Правило: принимай у себя только по вечерам
Вот каков был Лука-Разумник Жильнорман. Он сохранил волосы, — они у него были не седые, а с проседью, — и всегда носил одну и ту же прическу «собачьи уши». В общем, даже при всех своих слабостях, это была личность весьма почтенная.
Все в нем носило печать XVIII века, фривольного и величавого.
В первые годы Реставрации Жильнорман, тогда еще молодой, — в 1814 году ему исполнилось только семьдесят четыре года, — жил в Сен-Жерменском предместье, на улице Сервандони, близ церкви Сен-Сюльпис. Он переехал на покой в Маре много времени спустя, после того как ему стукнуло восемьдесят лет.
Но и покинув свет, он продолжал придерживаться прежних своих привычек. Главная из них, которую он никогда не нарушал, состояла в том, чтобы держать днем свою дверь на замке и никого ни под каким видом не принимать у себя раньше вечера. В пять часов он обедал, и только тут двери его дома отворялись. Так было модно в его время, и он не желал отступать от этого обычая. «День вульгарен, — говаривал он, — и ничего, кроме закрытых ставен, не заслуживает. У светских людей ум загорается вместе с звездами в небесах». И он накрепко запирался ото всех, будь то сам король. В этом сказывалась старинная изысканность его века.
Глава восьмая.
Две, но не пара
Мы уже упоминали о двух дочерях Жильнормана. Между ними было десять лет разницы. В юности они очень мало походили друг на друга и характером и лицом; про них никак нельзя было сказать, что это сестры. Младшую — девушку чудесной души — влекло ко всему светлому. Она любила цветы, поэзию, музыку; уносясь мыслями в лучезарные края, восторженная, невинная, с ранних детских лет, как нареченная невеста, ожидала она героя, смутный образ которого витал пред нею. У старшей также была своя мечта. В голубой дали ей мерещился поставщик, какой-нибудь добродушный, очень богатый толстяк, снабжавший провиантом армию, муж восхитительно глупый, человек — миллион или хотя бы префект; приемы в префектуре, швейцар с цепью на шее в прихожей, торжественные балы, речи в мэрии, она — «супруга г-на префекта» — все это вихрем носилось в ее воображении. Итак, каждая из сестер предавалась в юности своим девичьим грезам. У обеих были крылья, но у одной — ангела, а у другой — гусыни.

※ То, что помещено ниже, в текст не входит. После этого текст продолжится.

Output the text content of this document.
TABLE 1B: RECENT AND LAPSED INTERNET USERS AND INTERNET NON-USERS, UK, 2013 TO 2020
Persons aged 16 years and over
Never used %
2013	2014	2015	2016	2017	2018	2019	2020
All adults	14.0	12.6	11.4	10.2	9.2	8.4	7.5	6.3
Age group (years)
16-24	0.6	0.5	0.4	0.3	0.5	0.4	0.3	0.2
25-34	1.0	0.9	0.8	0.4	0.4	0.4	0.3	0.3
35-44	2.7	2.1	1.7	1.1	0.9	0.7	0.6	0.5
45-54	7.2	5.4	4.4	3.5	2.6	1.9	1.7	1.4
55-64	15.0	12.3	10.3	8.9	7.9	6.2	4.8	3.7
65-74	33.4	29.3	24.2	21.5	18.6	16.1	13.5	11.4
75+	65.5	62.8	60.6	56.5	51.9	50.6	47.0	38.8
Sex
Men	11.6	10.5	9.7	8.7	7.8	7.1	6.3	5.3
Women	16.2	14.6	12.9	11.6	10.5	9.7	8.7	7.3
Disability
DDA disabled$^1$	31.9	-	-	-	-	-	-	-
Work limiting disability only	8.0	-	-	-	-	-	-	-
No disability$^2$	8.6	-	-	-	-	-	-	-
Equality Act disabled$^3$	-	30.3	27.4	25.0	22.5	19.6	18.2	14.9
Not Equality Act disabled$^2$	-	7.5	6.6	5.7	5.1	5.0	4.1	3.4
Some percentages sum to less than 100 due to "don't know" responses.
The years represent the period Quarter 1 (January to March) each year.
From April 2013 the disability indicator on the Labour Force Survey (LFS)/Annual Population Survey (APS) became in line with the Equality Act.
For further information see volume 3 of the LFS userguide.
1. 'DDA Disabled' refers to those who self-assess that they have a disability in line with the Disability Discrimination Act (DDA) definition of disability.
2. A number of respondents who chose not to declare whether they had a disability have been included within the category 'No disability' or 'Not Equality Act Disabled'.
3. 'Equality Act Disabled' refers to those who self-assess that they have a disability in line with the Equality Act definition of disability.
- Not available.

Однако ни одно желание на этом свете полностью не осуществляется. Нынче рай на земле невозможен. Младшая вышла замуж за героя своих мечтаний, но вскоре умерла. Старшая замуж не вышла.
К моменту ее появления в нашей повести она была уже старой девой, закоренелой недотрогой, удивительно остроносой и тупоголовой. Характерная подробность: вне узкого семейного круга никто не знал ее имени. Все звали ее «мадмуазель Жильнорман-старшая».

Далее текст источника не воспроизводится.